The 38 suspected members of the Royal Security Force (RSF) of Sultan Jamalul Kiram III will stay in detention at the naval facility in Tawi-Tawi.
Tawi-Tawi acting Judge Peter Eisma on Monday morning, April 8, issued a ruling that cuts their bail by 50% from P164,000 to P82,000 each, according to Tawi-Tawi Clerk of Court Rino Sajili.
It's an amount they still cannot afford, according to Public Attorney's Office (PAO) chief Persida Acosta, who is representing the suspected RSF members.
"They have to pay a total of P3.1 million. It's down from P6.2 million. Pero hindi pa rin kaya (But they still cannot afford it)," Acosta told Rappler in a phone interview.
PAO earlier asked for P9,000 bail to cover all 3 charges filed against them -- violation of election gun ban, illegal possession of firearms, and inciting to war. PAO's motion asked for P3,000 per charge.
The Department of Justice opposed the P3,000 bail on the ground that it is "too low."
Acosta said they immediately filed a motion on Monday to ask the court to reconsider its ruling and grant their original request.
In an earlier ruling, the court granted PAO's motion to reinvestigate the case. But the suspected RSF members will stay in detention unless they are able to post bail.
Acosta is in Tawi-Tawi capital Bongao to receive the court order.

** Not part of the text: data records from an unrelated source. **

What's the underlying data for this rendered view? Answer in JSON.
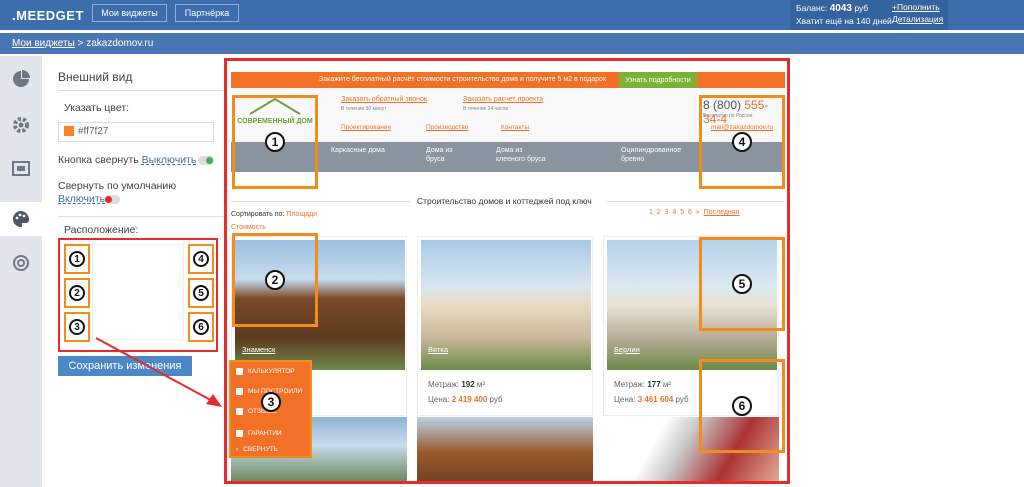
{
  "topbar": {
    "logo": ".MEEDGET",
    "btn_widgets": "Мои виджеты",
    "btn_partner": "Партнёрка",
    "balance_label": "Баланс:",
    "balance_value": "4043",
    "balance_currency": "руб",
    "balance_days": "Хватит ещё на 140 дней",
    "topup": "+Пополнить",
    "details": "Детализация"
  },
  "breadcrumb": {
    "root": "Мои виджеты",
    "sep": ">",
    "current": "zakazdomov.ru"
  },
  "settings": {
    "title": "Внешний вид",
    "color_label": "Указать цвет:",
    "color_value": "#ff7f27",
    "collapse_btn_label": "Кнопка свернуть",
    "collapse_btn_link": "Выключить",
    "collapse_default_label": "Свернуть по умолчанию",
    "collapse_default_link": "Включить",
    "position_label": "Расположение:",
    "save": "Сохранить изменения",
    "slots": [
      "1",
      "2",
      "3",
      "4",
      "5",
      "6"
    ]
  },
  "preview": {
    "promo_text": "Закажите бесплатный расчёт стоимости строительства дома и получите 5 м2 в подарок",
    "promo_button": "Узнать подробности",
    "site_logo": "СОВРЕМЕННЫЙ ДОМ",
    "callback": "Заказать обратный звонок",
    "callback_sub": "В течение 30 минут",
    "calc": "Заказать расчет проекта",
    "calc_sub": "В течение 24 часов",
    "menu": [
      "Проектирование",
      "Производство",
      "Контакты"
    ],
    "phone_prefix": "8 (800)",
    "phone_num": "555-34-4",
    "phone_sub": "Бесплатно по России",
    "email": "mail@zakazdomov.ru",
    "categories": [
      "Каркасные дома",
      "Дома из бруса",
      "Дома из клееного бруса",
      "Оцилиндрованное бревно"
    ],
    "heading": "Строительство домов и коттеджей под ключ",
    "sort_label": "Сортировать по:",
    "sort_area": "Площади",
    "sort_cost": "Стоимость",
    "pages": [
      "1",
      "2",
      "3",
      "4",
      "5",
      "6",
      "»",
      "Последняя"
    ],
    "cards": [
      {
        "name": "Знаменск",
        "area_label": "",
        "area": "",
        "price_label": "",
        "price": "",
        "currency": ""
      },
      {
        "name": "Вятка",
        "area_label": "Метраж:",
        "area": "192",
        "unit": "м²",
        "price_label": "Цена:",
        "price": "2 419 400",
        "currency": "руб"
      },
      {
        "name": "Берлин",
        "area_label": "Метраж:",
        "area": "177",
        "unit": "м²",
        "price_label": "Цена:",
        "price": "3 461 604",
        "currency": "руб"
      }
    ],
    "widget": [
      "КАЛЬКУЛЯТОР",
      "МЫ ПОСТРОИЛИ",
      "ОТЗЫВЫ",
      "ГАРАНТИИ",
      "СВЕРНУТЬ"
    ],
    "markers": [
      "1",
      "2",
      "3",
      "4",
      "5",
      "6"
    ]
  },
  "colors": {
    "accent": "#f27127",
    "brand": "#3c6eae",
    "highlight": "#e52b2b",
    "marker": "#f28c1a"
  }
}
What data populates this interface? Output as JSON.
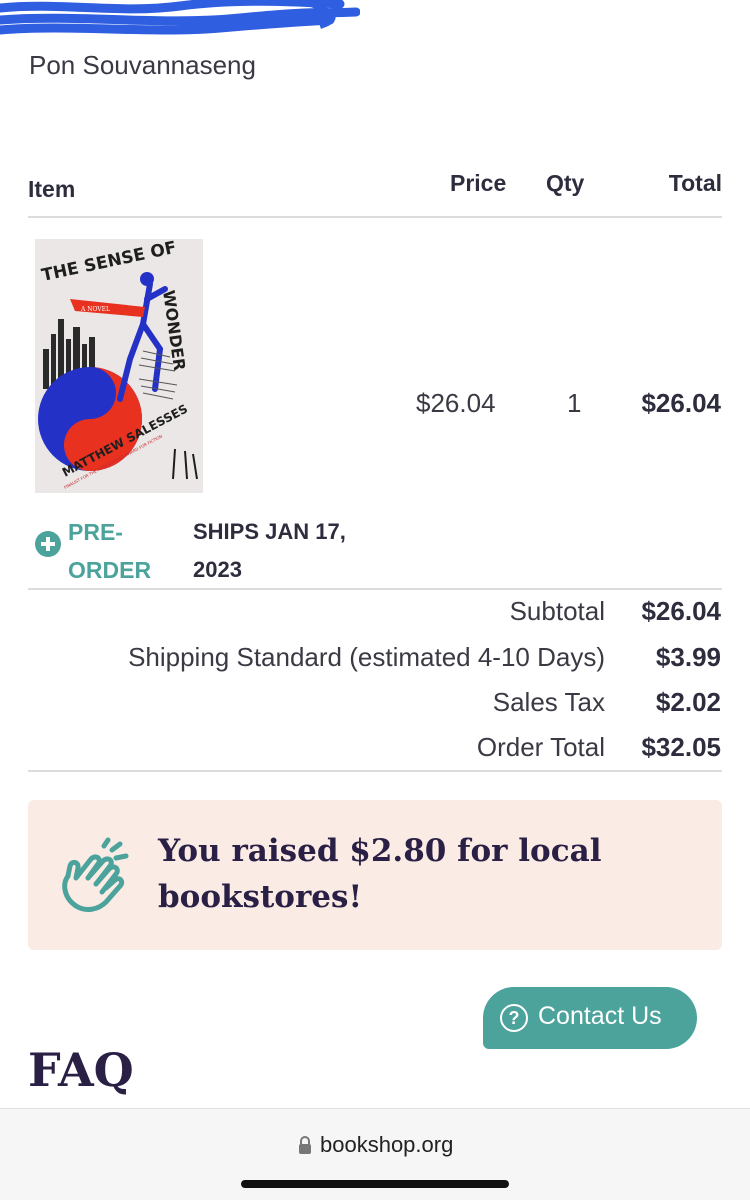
{
  "customer": {
    "name": "Pon Souvannaseng"
  },
  "table": {
    "headers": {
      "item": "Item",
      "price": "Price",
      "qty": "Qty",
      "total": "Total"
    }
  },
  "item": {
    "cover": {
      "title_line1": "THE SENSE OF",
      "title_line2": "WONDER",
      "author": "MATTHEW SALESSES",
      "tag": "A NOVEL",
      "finalist": "FINALIST FOR THE PEN/FAULKNER AWARD FOR FICTION"
    },
    "price": "$26.04",
    "qty": "1",
    "total": "$26.04",
    "preorder_label": "PRE-ORDER",
    "ships": "SHIPS JAN 17, 2023"
  },
  "summary": {
    "subtotal_label": "Subtotal",
    "subtotal_value": "$26.04",
    "shipping_label": "Shipping Standard (estimated 4-10 Days)",
    "shipping_value": "$3.99",
    "tax_label": "Sales Tax",
    "tax_value": "$2.02",
    "order_total_label": "Order Total",
    "order_total_value": "$32.05"
  },
  "banner": {
    "text": "You raised $2.80 for local bookstores!",
    "icon": "clapping-hands-icon"
  },
  "contact": {
    "label": "Contact Us",
    "icon": "question-circle-icon",
    "icon_glyph": "?"
  },
  "faq": {
    "heading": "FAQ"
  },
  "browser": {
    "url": "bookshop.org",
    "icon": "lock-icon"
  },
  "colors": {
    "accent": "#4ba39c",
    "banner_bg": "#fbebe5",
    "heading": "#2a1f44",
    "redaction": "#2f5ee0"
  }
}
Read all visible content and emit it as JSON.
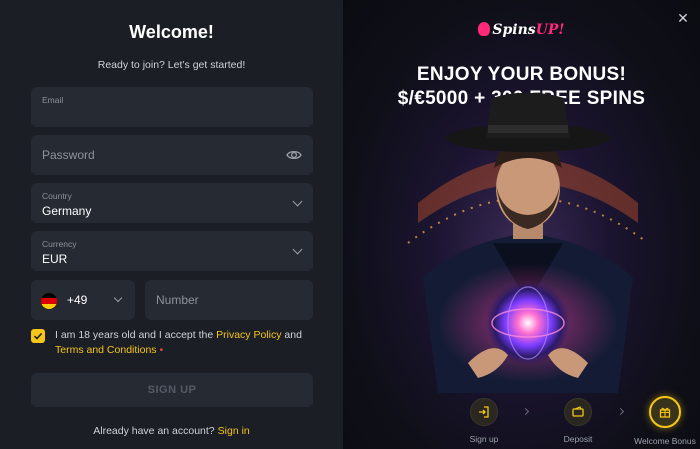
{
  "form": {
    "title": "Welcome!",
    "subtitle": "Ready to join? Let’s get started!",
    "email": {
      "label": "Email",
      "value": ""
    },
    "password": {
      "placeholder": "Password"
    },
    "country": {
      "label": "Country",
      "value": "Germany"
    },
    "currency": {
      "label": "Currency",
      "value": "EUR"
    },
    "phone": {
      "code": "+49",
      "placeholder": "Number"
    },
    "consent": {
      "checked": true,
      "text_before": "I am 18 years old and I accept the ",
      "privacy_link": "Privacy Policy",
      "text_and": " and",
      "terms_link": "Terms and Conditions",
      "required_mark": "•"
    },
    "signup_button": "SIGN UP",
    "already_text": "Already have an account?",
    "signin_link": "Sign in"
  },
  "promo": {
    "logo_text": "Spins",
    "logo_accent": "UP!",
    "headline_line1": "ENJOY YOUR BONUS!",
    "headline_line2": "$/€5000 + 300 FREE SPINS",
    "steps": [
      {
        "label": "Sign up",
        "icon": "login-icon",
        "active": false
      },
      {
        "label": "Deposit",
        "icon": "wallet-icon",
        "active": false
      },
      {
        "label": "Welcome Bonus",
        "icon": "gift-icon",
        "active": true
      }
    ]
  },
  "close_icon": "close-icon",
  "colors": {
    "accent": "#f5c518",
    "brand": "#ff2a78",
    "field_bg": "#262a33",
    "panel_bg": "#1b1e24"
  }
}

She said she will travel to Panglima Sugala - where the 38 are detained - on Tuesday, April 9, to discuss their next moves.Sulu Sultanate spokesman Abraham Idjirani earlier confirmed that 22 of the 38 arrested in Tawi-Tawi belong to their Royal Security Force.
The 38 are currently detained at a naval facility in Panglima Sugala in Tawi-Tawi. The 38 were arrested in two batches - the first batch of 35 intercepted by the Philippine Navy and the second batch of 3 intercepted by the Philippine Coast Guard.
They sailed to Lahad Datu in February to stake the claim of the Sultanate of Sulu on Sabah. Malaysia claims about 70 RSF members have been killed since the standoff between the RSF and Malaysian security forces.
The Department of Social Welfare and Development (DSWD) has recorded as of April 7 a total of 6,609 evacuees from Sabah since the standoff.